In the face of the largest budget surplus in the history of the state, our ‘conservative’ legislature chose to push income tax cuts to one of the rearmost burners of the legislative stove, with the result that they were unable to arrive at a compromise on how to get it done during the regular session. The only thing they did agree on was that it would amount to a paltry 7% of the budget surplus. Everyone agreed that they would get together and hammer it out in a special session this spring.
Now, due to an “unfortunate oversight,” as Governor Huntsman phrases it (here), half of that amount has evaporated. The upshot is that there will be no special session to reduce the amount Utah taxpayers are being overcharged.
I fully accept the premise that wisely investing much of the budget surplus to address significant infrastructure needs was important and necessary, although; I am dubious about how well this money will be spent. Government does not have the best track record in this area. However, I was chagrined that our legislators gave cutting income tax such a low priority. In my opinion, this should have been the top priority with other funding issues being managed out of the remainder.
There is a fundamental problem here. Our legislators had the wrong focus. I was highly disappointed in the number of ‘conservative’ legislators that found it necessary to fund all kinds of governmental “needs” that have been “under funded” for so long. One legislator stood in a meeting I attended and told us how many budget requests went unfulfilled. I wanted to scream, “Don’t you get it, man? Government bureaucracies have unlimited desires. The two things they know how to do better than anything else are to spend their budgets and to prepare budget requests.”

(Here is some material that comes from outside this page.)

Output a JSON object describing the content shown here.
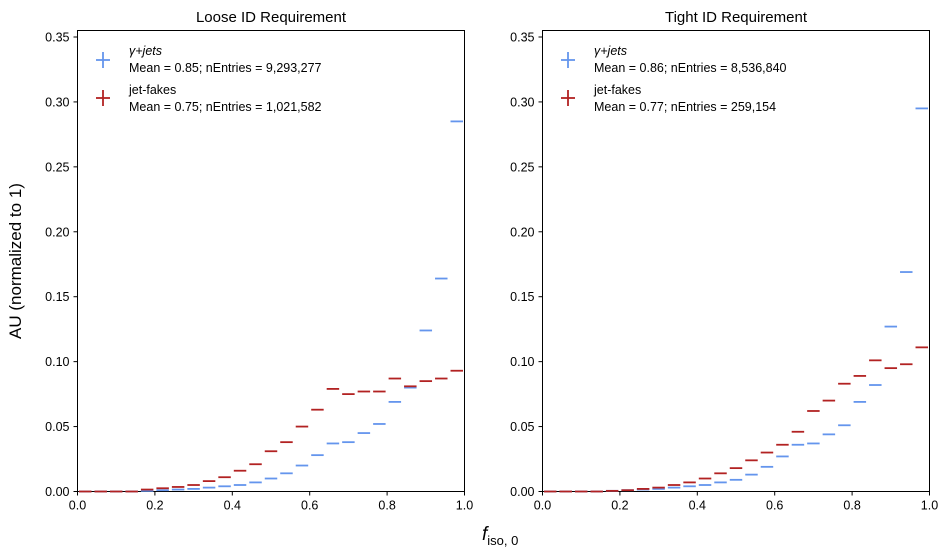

It seems interesting to me that perpetually “under funded” programs continue to survive without significant negative impact. Perhaps the reason for this is that the services provided are less than worthwhile or else are ill placed in government. I don’t subscribe to the wait-until-it’s-broken-to-fix-it theory, but we should have an honest discussion about whether the state has any business providing some of the services it provides.
I discussed here my disappointment that we threw more money at the education bureaucracy without exacting any kind of meaningful reform. As noted in this WSJ article, “You don't make a bureaucracy better by throwing money at it; you make it compete.” Perhaps someday the rising tide in favor of educational competition will overcome the bureaucrats’ and unions’ efforts to thwart it.
I can’t say that I’m surprised that our politicians found no real money in the $1 billion surplus to reduce the amount we pay in income taxes, but I am disappointed. However, I have to wonder if many of my fellow citizens are similarly disappointed, or even care about it. Many of those I have spoken with simply shrug it off. I have to wonder if any of our politicians will pay a price at their conventions or at the polls. If not, we can expect more of the same.